Esas No: 2015/15180
Karar No: 2016/513
Karar Tarihi: 20.01.2016
Yargıtay 11. Hukuk Dairesi 2015/15180 Esas 2016/513 Karar Sayılı İlamı
"İçtihat Metni"
MAHKEMESİ :ASLİYE HUKUK MAHKEMESİ
Taraflar arasında görülen davada Asliye Hukuk Mahkemesi"nce verilen 08/07/2014 gün ve 2013/179 - 2014/465 sayılı kararı onayan Daire"nin 11/02/2015 gün ve 2014/16336 - 2015/1726 sayılı kararı aleyhinde davalı vekili tarafından karar düzeltmesi isteğinde bulunulmuş olmakla, tüm belgeler okunup, incelendikten sonra gereği konuşulup düşünüldü:
Davacı vekili, müvekkilinin tanınmış “...” esas unsurlu markaların sahibi olup, ... nezdinde de 1980 yılından itibaren tescilli markaları bulunduğunu, işbu marka tescillerine dayalı olarak marka başvurusu yaptığını ancak davalının adına tescilli dava konusu markaları mesnet göstererek itiraz ettiğini, davalının “...” unsurlu markalarını KHK"nın 14. maddesinde öngörülen şekilde kullanmadığını ileri sürerek, davalı adına tescilli.... sayılı markaların hükümsüzlüğü ve sicilden terkini ile devrinin önlenmesi için ihtiyati tedbire karar verilmesini talep ve dava etmiştir.
Davalı vekili, davanın reddini istemiştir.
Mahkemece, davanın kabulü ile, .... tescil no"lu “....”, .... tescil no"lu “...” ve ... tescil no"lu “....” isimli markaların 556 sayılı KHK"nın 14. maddesi uyarınca kullanılmama sebebiyle hükümsüzlüklerine ve sicilden terkinine, aynı KHK"nın 76 vd. maddeleri uyarınca davacının tedbir isteminin de kabulüne ve hükümsüzlüğüne karar verilen markaların ..."deki sicil kayıtları üzerine devri engelleyici şerh konulmasına dair verilen kararın davalı vekilince temyizi üzerine karar dairemizce onanmıştır.
Davalı vekili bu kez karar düzeltme isteminde bulunmuştur.

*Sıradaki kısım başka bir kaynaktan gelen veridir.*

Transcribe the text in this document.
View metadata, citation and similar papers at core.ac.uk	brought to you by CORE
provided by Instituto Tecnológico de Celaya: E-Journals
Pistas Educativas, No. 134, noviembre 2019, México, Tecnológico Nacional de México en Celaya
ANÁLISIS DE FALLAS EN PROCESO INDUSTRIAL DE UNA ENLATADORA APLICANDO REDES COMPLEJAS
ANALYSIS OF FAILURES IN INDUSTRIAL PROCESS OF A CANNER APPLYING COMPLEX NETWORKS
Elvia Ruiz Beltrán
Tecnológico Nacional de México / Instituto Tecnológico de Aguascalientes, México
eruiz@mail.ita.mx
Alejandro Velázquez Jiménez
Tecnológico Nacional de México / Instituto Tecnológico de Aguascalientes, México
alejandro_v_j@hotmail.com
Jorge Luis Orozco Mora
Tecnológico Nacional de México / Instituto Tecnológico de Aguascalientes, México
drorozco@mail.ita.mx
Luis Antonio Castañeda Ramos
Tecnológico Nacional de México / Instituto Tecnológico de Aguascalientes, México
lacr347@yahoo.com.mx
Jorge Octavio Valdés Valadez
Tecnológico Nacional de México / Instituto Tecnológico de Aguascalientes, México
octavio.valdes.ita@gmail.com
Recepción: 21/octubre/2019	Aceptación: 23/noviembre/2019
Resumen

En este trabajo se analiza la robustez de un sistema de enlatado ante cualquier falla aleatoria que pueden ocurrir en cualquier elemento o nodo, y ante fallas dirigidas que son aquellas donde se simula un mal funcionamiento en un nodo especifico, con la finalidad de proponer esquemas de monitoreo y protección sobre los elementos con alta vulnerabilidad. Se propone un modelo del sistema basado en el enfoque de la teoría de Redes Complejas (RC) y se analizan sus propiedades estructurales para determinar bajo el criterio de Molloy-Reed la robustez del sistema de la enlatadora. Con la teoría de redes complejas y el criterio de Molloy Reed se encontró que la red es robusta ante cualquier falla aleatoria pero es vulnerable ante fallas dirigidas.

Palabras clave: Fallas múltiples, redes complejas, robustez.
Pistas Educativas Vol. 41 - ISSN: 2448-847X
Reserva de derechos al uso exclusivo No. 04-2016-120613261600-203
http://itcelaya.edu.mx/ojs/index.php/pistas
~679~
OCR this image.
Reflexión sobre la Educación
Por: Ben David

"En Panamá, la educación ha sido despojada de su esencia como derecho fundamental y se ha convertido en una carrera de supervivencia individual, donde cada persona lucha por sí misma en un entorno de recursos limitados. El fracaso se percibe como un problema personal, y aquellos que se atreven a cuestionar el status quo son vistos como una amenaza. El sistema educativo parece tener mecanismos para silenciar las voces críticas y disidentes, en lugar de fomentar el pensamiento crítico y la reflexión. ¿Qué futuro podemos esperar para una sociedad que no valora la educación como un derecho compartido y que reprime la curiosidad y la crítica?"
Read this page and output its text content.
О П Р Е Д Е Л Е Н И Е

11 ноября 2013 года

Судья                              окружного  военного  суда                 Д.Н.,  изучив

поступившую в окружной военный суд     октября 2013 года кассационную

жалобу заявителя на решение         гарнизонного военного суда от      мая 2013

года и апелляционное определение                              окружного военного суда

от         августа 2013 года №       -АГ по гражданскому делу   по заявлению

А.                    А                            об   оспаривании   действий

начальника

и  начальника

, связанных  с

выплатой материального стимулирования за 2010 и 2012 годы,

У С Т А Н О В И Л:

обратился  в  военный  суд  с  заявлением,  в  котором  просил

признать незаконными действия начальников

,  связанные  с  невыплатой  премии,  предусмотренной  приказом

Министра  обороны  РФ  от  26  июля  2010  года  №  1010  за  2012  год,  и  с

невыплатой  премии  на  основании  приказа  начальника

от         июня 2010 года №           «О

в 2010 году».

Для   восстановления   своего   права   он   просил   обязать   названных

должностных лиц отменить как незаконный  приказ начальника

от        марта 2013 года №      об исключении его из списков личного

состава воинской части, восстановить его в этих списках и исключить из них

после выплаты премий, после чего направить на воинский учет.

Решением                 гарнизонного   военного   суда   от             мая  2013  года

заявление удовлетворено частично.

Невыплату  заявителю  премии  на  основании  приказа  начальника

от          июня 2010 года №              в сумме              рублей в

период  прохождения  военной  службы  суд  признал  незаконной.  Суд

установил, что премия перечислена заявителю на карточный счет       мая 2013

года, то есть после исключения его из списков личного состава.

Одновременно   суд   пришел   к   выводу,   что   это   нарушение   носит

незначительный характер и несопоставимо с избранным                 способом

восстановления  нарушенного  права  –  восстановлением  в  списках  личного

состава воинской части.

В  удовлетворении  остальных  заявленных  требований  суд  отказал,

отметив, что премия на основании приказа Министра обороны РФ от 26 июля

Dosyadaki yazılara, mahkeme kararında belirtilip Yargıtay ilamında benimsenen gerektirici sebepler ile Anayasa Mahkemesi"nin 09/04/2014 günlü kararı ile 24/06/1995 günlü 556 sayılı Markaların Korunması Hakkında Kanun Hükmünde Kararname"nin hükümsüzlük hallerini düzenleyen 42. maddesinin birinci fıkrasının c bendinin Anayasa"nın 91. maddesinin birinci fıkrası uyarınca Anayasa"ya aykırı olduğuna ve iptaline karar verilmiş ise de söz konusu maddenin atıfta bulunduğu aynı kararnamenin 14. maddesi hükmü uyarınca markaların iptali koşullarının mevcut olmasına ve mahkeme kararının davaya konu markaların iptali ile sicilden terkini şeklinde anlaşılacağının tabii bulunmasına göre, davalı vekilinin HUMK’nın 440. maddesinde sayılan hallerden hiçbirisini ihtiva etmeyen karar düzeltme isteminin reddi gerekmiştir.
SONUÇ: Yukarıda açıklanan nedenlerle davalı vekilinin karar düzeltme isteminin HUMK’nun 442. maddesi gereğince REDDİNE, ödediği karar düzeltme harcının isteği halinde karar düzeltme isteyene iadesine, 20/01/2016 tarihinde oybirliğiyle karar verildi.